Fortunately women are also more likely to point out the accomplishments of their colleagues, so many intros were followed by shout-outs from others in the crowd reminding the other diners that the cool chick before them, in addition to being from Philadelphia or Boston, had changed medicine forever in some profound way. Very cool to see the support and lack of competition in the room and all around a very different vibe from other events I attended. The best dinner story was probably the one about how one VC partner and her female colleague use “boyfriend” terminology to characterize the stage and progress of their deals in their staff meetings. I have yet to hear any of my male colleagues refer to one of their deals in progress as being in the stage called “friends with benefits.” It was pretty hilarious. And yes, I confess that there was some talk about shoes and other essential accessories, as well as the blisters many of us had obtained walking from venue to venue, but it didn’t take away one bit from the discussion about healthcare reform or the state of life science venture funding. Mercifully, it was probably the only social event I attended where golf was not a critical part of the discussion agenda.

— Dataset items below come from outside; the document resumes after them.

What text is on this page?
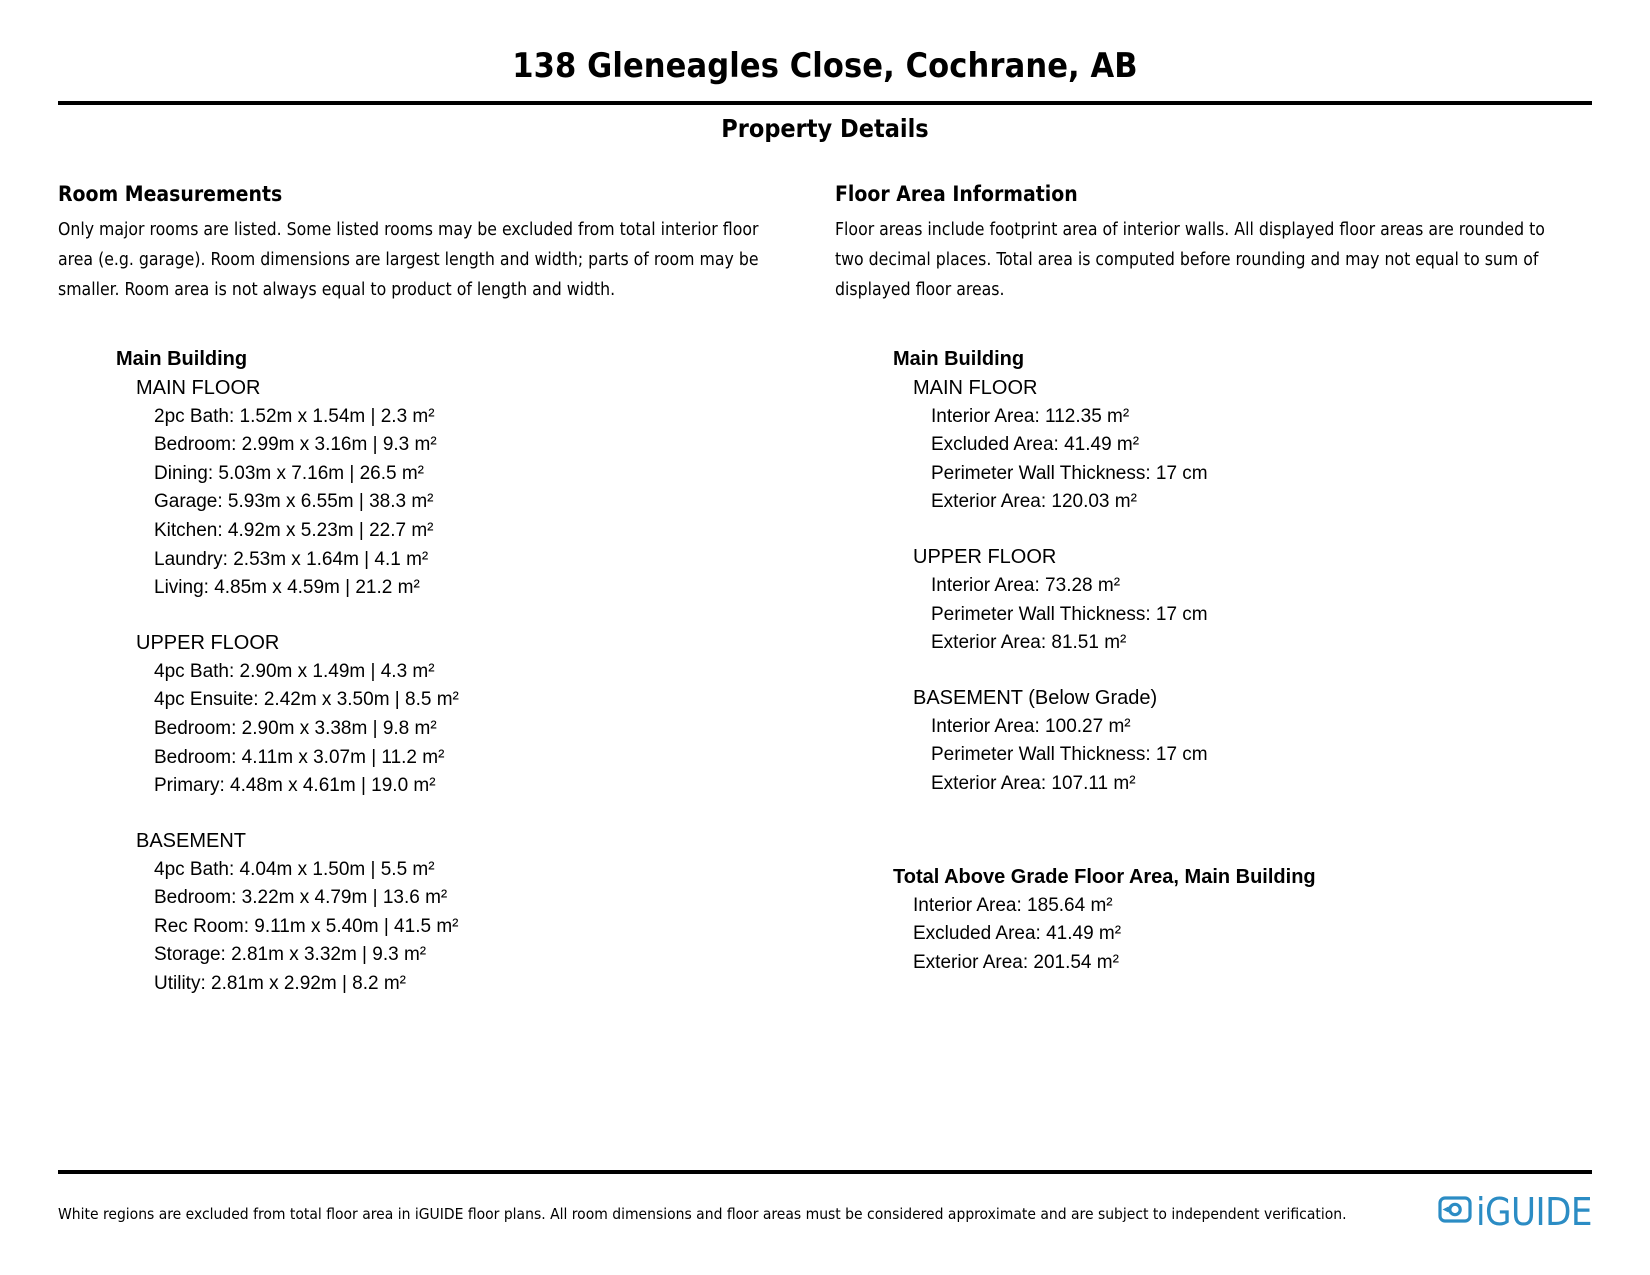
138 Gleneagles Close, Cochrane, AB
Property Details
Room Measurements

Only major rooms are listed. Some listed rooms may be excluded from total interior floor area (e.g. garage). Room dimensions are largest length and width; parts of room may be smaller. Room area is not always equal to product of length and width.

Main Building
MAIN FLOOR
2pc Bath: 1.52m x 1.54m | 2.3 m²
Bedroom: 2.99m x 3.16m | 9.3 m²
Dining: 5.03m x 7.16m | 26.5 m²
Garage: 5.93m x 6.55m | 38.3 m²
Kitchen: 4.92m x 5.23m | 22.7 m²
Laundry: 2.53m x 1.64m | 4.1 m²
Living: 4.85m x 4.59m | 21.2 m²
UPPER FLOOR
4pc Bath: 2.90m x 1.49m | 4.3 m²
4pc Ensuite: 2.42m x 3.50m | 8.5 m²
Bedroom: 2.90m x 3.38m | 9.8 m²
Bedroom: 4.11m x 3.07m | 11.2 m²
Primary: 4.48m x 4.61m | 19.0 m²
BASEMENT
4pc Bath: 4.04m x 1.50m | 5.5 m²
Bedroom: 3.22m x 4.79m | 13.6 m²
Rec Room: 9.11m x 5.40m | 41.5 m²
Storage: 2.81m x 3.32m | 9.3 m²
Utility: 2.81m x 2.92m | 8.2 m²
Floor Area Information

Floor areas include footprint area of interior walls. All displayed floor areas are rounded to two decimal places. Total area is computed before rounding and may not equal to sum of displayed floor areas.

Main Building
MAIN FLOOR
Interior Area: 112.35 m²
Excluded Area: 41.49 m²
Perimeter Wall Thickness: 17 cm
Exterior Area: 120.03 m²
UPPER FLOOR
Interior Area: 73.28 m²
Perimeter Wall Thickness: 17 cm
Exterior Area: 81.51 m²
BASEMENT (Below Grade)
Interior Area: 100.27 m²
Perimeter Wall Thickness: 17 cm
Exterior Area: 107.11 m²
Total Above Grade Floor Area, Main Building
Interior Area: 185.64 m²
Excluded Area: 41.49 m²
Exterior Area: 201.54 m²
White regions are excluded from total floor area in iGUIDE floor plans. All room dimensions and floor areas must be considered approximate and are subject to independent verification.	iGUIDE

The overall tone of this year’s JP Morgan Lollapalooza was cautiously upbeat, I would say. There are a few promising healthcare IPOs in the pipeline and a lot of opportunity presented by the changing healthcare field. Good companies are getting funded and bankers are busy again. Times are still tough but unemployment is slightly better. Healthcare IT is all the rage and there were even some whispers about early stage investing slowly climbing again. There was so much action around the conference headquarters at the St. Francis Hotel (also known as the worst conference venue on earth unless you love being crushed to death like you were at Altamont for a Rolling Stones concert) that security was even stronger than the airport in Fallujah. You couldn’t even enter the hotel without a pre-printed approval email, bona fide healthcare credentials and a DNA sample. Apparently the sponsors were very concerned that the Occupy Wall Street crowd might show up given the high ratio of bankers, but fortunately the only place being occupied was Starbucks. With 99 percent of the attendees from the world of healthcare finance, the 1 percent were the dogs cruising through Union Square with their owners, who were forced against their will to stop to let the homesick VCs and investment bankers pet their furry little charges. “Does your dog lead restructuring transactions?” “That is not my dog!”
Now it is time for all of us in attendance to dig the newly acquired business cards out of every orifice and do all that promised follow-up. As they say in the business, same time next year, guys. See you at Altamont.